Damopolii di sebut-sebut, ikut menerima uang sisa hasil penjualan aset daerah Manado Beach Hotel, senilai 200 juta rupiah, dalam bentuk travel cek. Mantan ketua dewan Provinsi Sulawesi Utara Syarial Damopolii, Rabu siang, menjalani sidang perdananya di pengadilan negeri Manado, sebagai terdakwa, dalam kasus MBH Gate.
Damopolii di sebut-sebut, ikut menerima uang sisa hasil penjualan aset daerah Manado Beach Hotel, senilai 200 juta rupiah, dalam bentuk travel cek.

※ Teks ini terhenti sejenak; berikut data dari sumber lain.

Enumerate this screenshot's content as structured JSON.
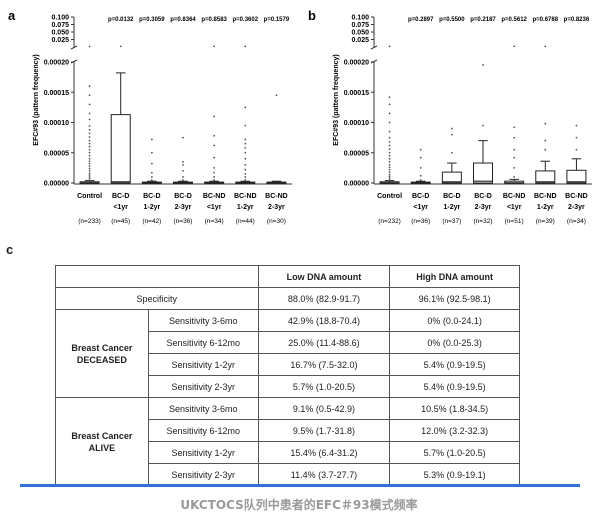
{
  "chart_data": [
    {
      "type": "box",
      "panel": "a",
      "ylabel": "EFC#93 (pattern frequency)",
      "y_ticks_lower": [
        "0.00000",
        "0.00005",
        "0.00010",
        "0.00015",
        "0.00020"
      ],
      "y_ticks_upper": [
        "0.025",
        "0.050",
        "0.075",
        "0.100"
      ],
      "categories": [
        {
          "name": "Control",
          "sub": "",
          "n": "(n=233)",
          "pvalue": "",
          "box": {
            "min": 0,
            "q1": 0,
            "median": 3e-07,
            "q3": 2e-06,
            "max": 4e-06
          },
          "outliers_lower": [
            4e-06,
            7e-06,
            1e-05,
            1.3e-05,
            1.6e-05,
            2e-05,
            2.4e-05,
            2.8e-05,
            3.2e-05,
            3.6e-05,
            4e-05,
            4.5e-05,
            5e-05,
            5.5e-05,
            6e-05,
            6.5e-05,
            7e-05,
            7.6e-05,
            8.2e-05,
            8.8e-05,
            9.4e-05,
            0.000105,
            0.000115,
            0.00013,
            0.000145,
            0.00016
          ],
          "outliers_upper": [
            0.002
          ]
        },
        {
          "name": "BC-D",
          "sub": "<1yr",
          "n": "(n=45)",
          "pvalue": "p=0.0132",
          "box": {
            "min": 0,
            "q1": 0,
            "median": 2e-06,
            "q3": 0.000113,
            "max": 0.000182
          },
          "outliers_lower": [],
          "outliers_upper": [
            0.09,
            0.002
          ]
        },
        {
          "name": "BC-D",
          "sub": "1-2yr",
          "n": "(n=42)",
          "pvalue": "p=0.3059",
          "box": {
            "min": 0,
            "q1": 0,
            "median": 3e-07,
            "q3": 1.5e-06,
            "max": 3e-06
          },
          "outliers_lower": [
            5e-06,
            1e-05,
            1.7e-05,
            3.2e-05,
            5e-05,
            7.2e-05
          ],
          "outliers_upper": []
        },
        {
          "name": "BC-D",
          "sub": "2-3yr",
          "n": "(n=36)",
          "pvalue": "p=0.8364",
          "box": {
            "min": 0,
            "q1": 0,
            "median": 3e-07,
            "q3": 1.5e-06,
            "max": 3e-06
          },
          "outliers_lower": [
            5e-06,
            1e-05,
            2e-05,
            3e-05,
            3.5e-05,
            7.5e-05
          ],
          "outliers_upper": []
        },
        {
          "name": "BC-ND",
          "sub": "<1yr",
          "n": "(n=34)",
          "pvalue": "p=0.8583",
          "box": {
            "min": 0,
            "q1": 0,
            "median": 3e-07,
            "q3": 1.5e-06,
            "max": 3e-06
          },
          "outliers_lower": [
            5e-06,
            1e-05,
            1.7e-05,
            2.5e-05,
            4.2e-05,
            6.2e-05,
            7.8e-05,
            0.00011
          ],
          "outliers_upper": [
            0.002
          ]
        },
        {
          "name": "BC-ND",
          "sub": "1-2yr",
          "n": "(n=44)",
          "pvalue": "p=0.3602",
          "box": {
            "min": 0,
            "q1": 0,
            "median": 3e-07,
            "q3": 1.5e-06,
            "max": 3e-06
          },
          "outliers_lower": [
            5e-06,
            1e-05,
            1.5e-05,
            2.2e-05,
            3e-05,
            4e-05,
            5e-05,
            5.8e-05,
            6.5e-05,
            7.2e-05,
            9.5e-05,
            0.000125
          ],
          "outliers_upper": [
            0.002
          ]
        },
        {
          "name": "BC-ND",
          "sub": "2-3yr",
          "n": "(n=30)",
          "pvalue": "p=0.1579",
          "box": {
            "min": 0,
            "q1": 0,
            "median": 3e-07,
            "q3": 1.5e-06,
            "max": 3e-06
          },
          "outliers_lower": [
            0.000145
          ],
          "outliers_upper": []
        }
      ]
    },
    {
      "type": "box",
      "panel": "b",
      "ylabel": "EFC#93 (pattern frequency)",
      "y_ticks_lower": [
        "0.00000",
        "0.00005",
        "0.00010",
        "0.00015",
        "0.00020"
      ],
      "y_ticks_upper": [
        "0.025",
        "0.050",
        "0.075",
        "0.100"
      ],
      "categories": [
        {
          "name": "Control",
          "sub": "",
          "n": "(n=232)",
          "pvalue": "",
          "box": {
            "min": 0,
            "q1": 0,
            "median": 3e-07,
            "q3": 2e-06,
            "max": 4e-06
          },
          "outliers_lower": [
            5e-06,
            8e-06,
            1.1e-05,
            1.4e-05,
            1.8e-05,
            2.2e-05,
            2.6e-05,
            3e-05,
            3.5e-05,
            4e-05,
            4.5e-05,
            5e-05,
            5.6e-05,
            6.2e-05,
            6.8e-05,
            7.5e-05,
            8.5e-05,
            0.0001,
            0.000115,
            0.00013,
            0.000142
          ],
          "outliers_upper": [
            0.002
          ]
        },
        {
          "name": "BC-D",
          "sub": "<1yr",
          "n": "(n=36)",
          "pvalue": "p=0.2897",
          "box": {
            "min": 0,
            "q1": 0,
            "median": 3e-07,
            "q3": 1.5e-06,
            "max": 3e-06
          },
          "outliers_lower": [
            5e-06,
            1.2e-05,
            2.5e-05,
            4.2e-05,
            5.5e-05
          ],
          "outliers_upper": []
        },
        {
          "name": "BC-D",
          "sub": "1-2yr",
          "n": "(n=37)",
          "pvalue": "p=0.5500",
          "box": {
            "min": 0,
            "q1": 0,
            "median": 2e-06,
            "q3": 1.8e-05,
            "max": 3.3e-05
          },
          "outliers_lower": [
            5e-05,
            8e-05,
            9e-05
          ],
          "outliers_upper": []
        },
        {
          "name": "BC-D",
          "sub": "2-3yr",
          "n": "(n=32)",
          "pvalue": "p=0.2187",
          "box": {
            "min": 0,
            "q1": 0,
            "median": 3e-06,
            "q3": 3.3e-05,
            "max": 7e-05
          },
          "outliers_lower": [
            9.5e-05,
            0.000195
          ],
          "outliers_upper": []
        },
        {
          "name": "BC-ND",
          "sub": "<1yr",
          "n": "(n=51)",
          "pvalue": "p=0.5612",
          "box": {
            "min": 0,
            "q1": 0,
            "median": 3e-07,
            "q3": 3e-06,
            "max": 6e-06
          },
          "outliers_lower": [
            1e-05,
            2.5e-05,
            4.2e-05,
            5.5e-05,
            7.5e-05,
            9.2e-05
          ],
          "outliers_upper": [
            0.002
          ]
        },
        {
          "name": "BC-ND",
          "sub": "1-2yr",
          "n": "(n=39)",
          "pvalue": "p=0.6788",
          "box": {
            "min": 0,
            "q1": 0,
            "median": 2e-06,
            "q3": 2e-05,
            "max": 3.6e-05
          },
          "outliers_lower": [
            5.5e-05,
            7e-05,
            9.8e-05
          ],
          "outliers_upper": [
            0.002
          ]
        },
        {
          "name": "BC-ND",
          "sub": "2-3yr",
          "n": "(n=34)",
          "pvalue": "p=0.8236",
          "box": {
            "min": 0,
            "q1": 0,
            "median": 2e-06,
            "q3": 2.1e-05,
            "max": 4e-05
          },
          "outliers_lower": [
            5.5e-05,
            7.5e-05,
            9.5e-05
          ],
          "outliers_upper": []
        }
      ]
    },
    {
      "type": "table",
      "panel": "c",
      "columns": [
        "",
        "",
        "Low DNA amount",
        "High DNA amount"
      ],
      "specificity": {
        "label": "Specificity",
        "low": "88.0% (82.9-91.7)",
        "high": "96.1% (92.5-98.1)"
      },
      "groups": [
        {
          "label_line1": "Breast Cancer",
          "label_line2": "DECEASED",
          "rows": [
            {
              "label": "Sensitivity 3-6mo",
              "low": "42.9% (18.8-70.4)",
              "high": "0% (0.0-24.1)"
            },
            {
              "label": "Sensitivity 6-12mo",
              "low": "25.0% (11.4-88.6)",
              "high": "0% (0.0-25.3)"
            },
            {
              "label": "Sensitivity 1-2yr",
              "low": "16.7% (7.5-32.0)",
              "high": "5.4% (0.9-19.5)"
            },
            {
              "label": "Sensitivity 2-3yr",
              "low": "5.7% (1.0-20.5)",
              "high": "5.4% (0.9-19.5)"
            }
          ]
        },
        {
          "label_line1": "Breast Cancer",
          "label_line2": "ALIVE",
          "rows": [
            {
              "label": "Sensitivity 3-6mo",
              "low": "9.1% (0.5-42.9)",
              "high": "10.5% (1.8-34.5)"
            },
            {
              "label": "Sensitivity 6-12mo",
              "low": "9.5% (1.7-31.8)",
              "high": "12.0% (3.2-32.3)"
            },
            {
              "label": "Sensitivity 1-2yr",
              "low": "15.4% (6.4-31.2)",
              "high": "5.7% (1.0-20.5)"
            },
            {
              "label": "Sensitivity 2-3yr",
              "low": "11.4% (3.7-27.7)",
              "high": "5.3% (0.9-19.1)"
            }
          ]
        }
      ]
    }
  ],
  "panel_labels": {
    "a": "a",
    "b": "b",
    "c": "c"
  },
  "caption": "UKCTOCS队列中患者的EFC＃93模式频率",
  "colors": {
    "caption": "#9a9a9a",
    "accent_line": "#2f6fd6"
  }
}
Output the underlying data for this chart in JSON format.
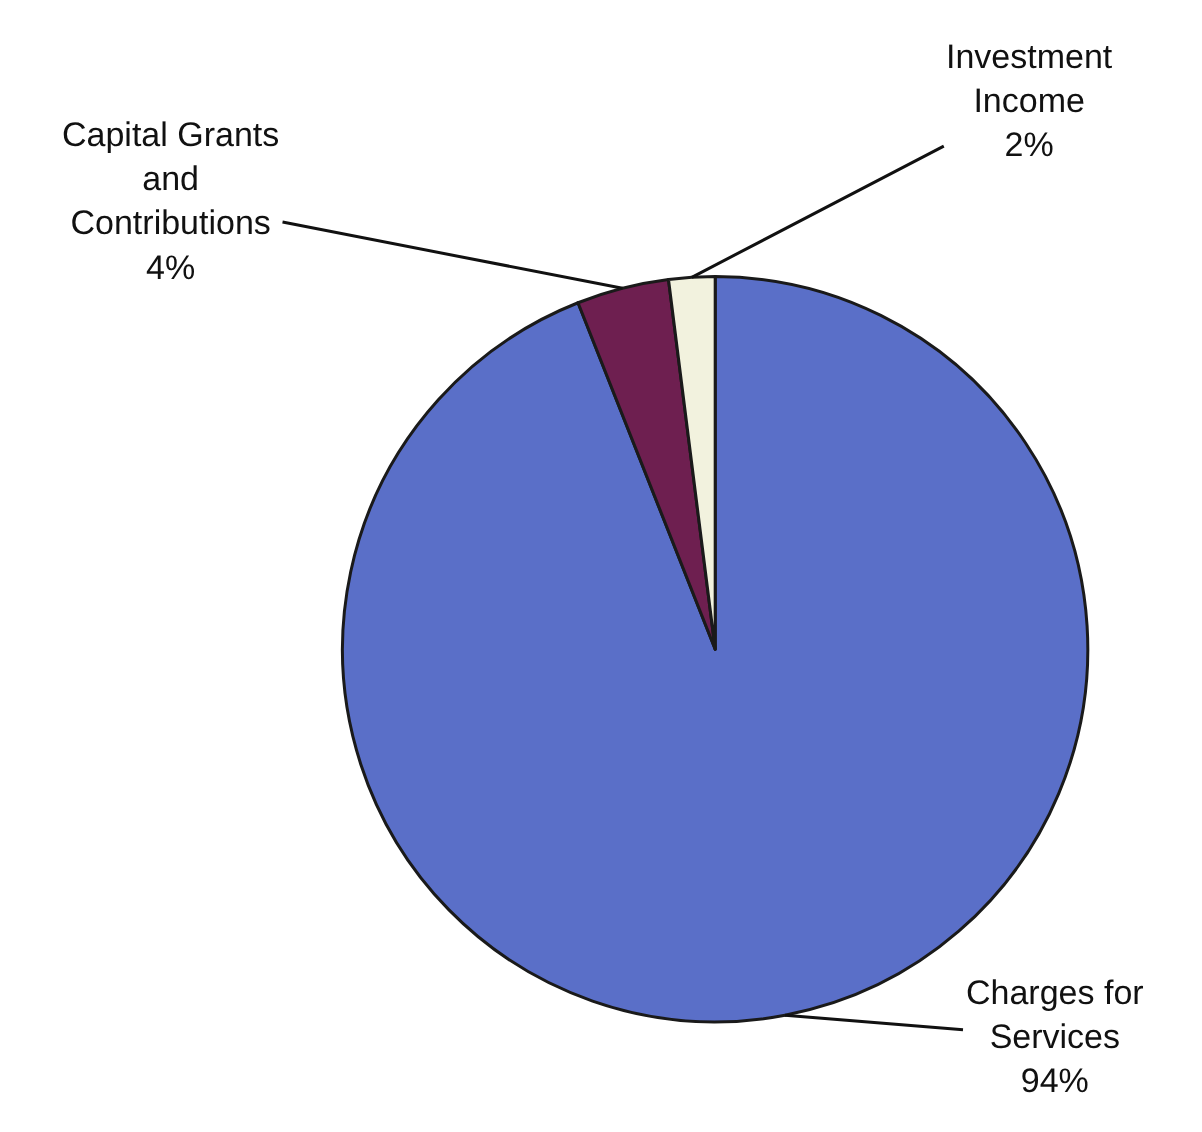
{
  "chart_data": {
    "type": "pie",
    "categories": [
      "Charges for Services",
      "Capital Grants and Contributions",
      "Investment Income"
    ],
    "values": [
      94,
      4,
      2
    ],
    "value_labels": [
      "94%",
      "4%",
      "2%"
    ],
    "colors": [
      "#5a6fc8",
      "#6e1f50",
      "#f2f2de"
    ]
  }
}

Persidangan atas terdakwa mantan ketua dewan Provinsi Sulawesi Utara Syarial Damopolii, di mulai sejak pukul 09.00 wita, dalam agenda mendengarkan dakwaan Jaksa penuntut umum.
Dimana dalam dakwaan tersebut, Yal sapaan akrab Damopolii, di sebut dengan tanpa hak menerima uang sisa hasil penjualan aset daerah, dari JJ Saruan yang saat ini menjadi terpidana dalam kasus yang sama, dalam bentuk travel cek, yang terbagi sebanyak delapan buah travel cek, dan jika di total, yal menerima uang senilai 200 juta rupiah.
Dari data terangkum uang sejumlah 200 juta rupiah tersebut, terdakwa baru mengembalikan ke negara setengahnya saja.
Kehadiran terdakwa Syarial Damopolii di ruang sidang pengadilan negeri Manado, dengan di dampingi dua kuasa hukumnya.
Sedangkan bertindak sebagai Jaksa penuntut umum saat itu yakni Oi Kurnia zega.
Dalam persidangan rabu pagi, hakim ketua yakni Andi Makasau, memberikan kesempatan kepada terdakwa untuk melakukan eksepsi, yang oleh terdakwa memberikan kewenangan tersebut kepada kuasa hukumnya.
Menjawab pertanyaan hakim ketua, melalui kuasa hukumnya, akan menggunakan kesempatan eksepsi tersebut.
Sementara itu.
Damopolii yang di konfirmasi usai menjalani persidangan terkait dakwaan Jaksa penuntut umum, enggan berkomentar banyak, yal menyerahkan sepenuhnya kepada kuasa hukumnya.
Terkait eksepsi atau jawaban atas dakwaan Jaksa penuntut umum yang akan dilakukan, alfian ratu mengatakan, perlu pembuktian atas dakwaan tersebut.
Disisi lain Jaksa penuntut umum mengatakan, akan menyiapkan replik atas eksepsi dari kuasa hukum terdakwa.
Atas perbuatanya terdakwa Syahrial Damopolii, di jerat dengan pasal 15 junto pasal 18, undang-undang nomor 31 tahun 1999, tentang tindak pidana korupsi, ancaman kurungan minimal 4 tahun, maximal 20 tahun penjara, jikalau terdakwa terbukti bersalah dalam persidangan nanti.
Persidangan atas terdakwa Syahrial Damopilii, akan di lanjutkan pekan depan dalam agenda eksepsi kuasa hukum terdakwa.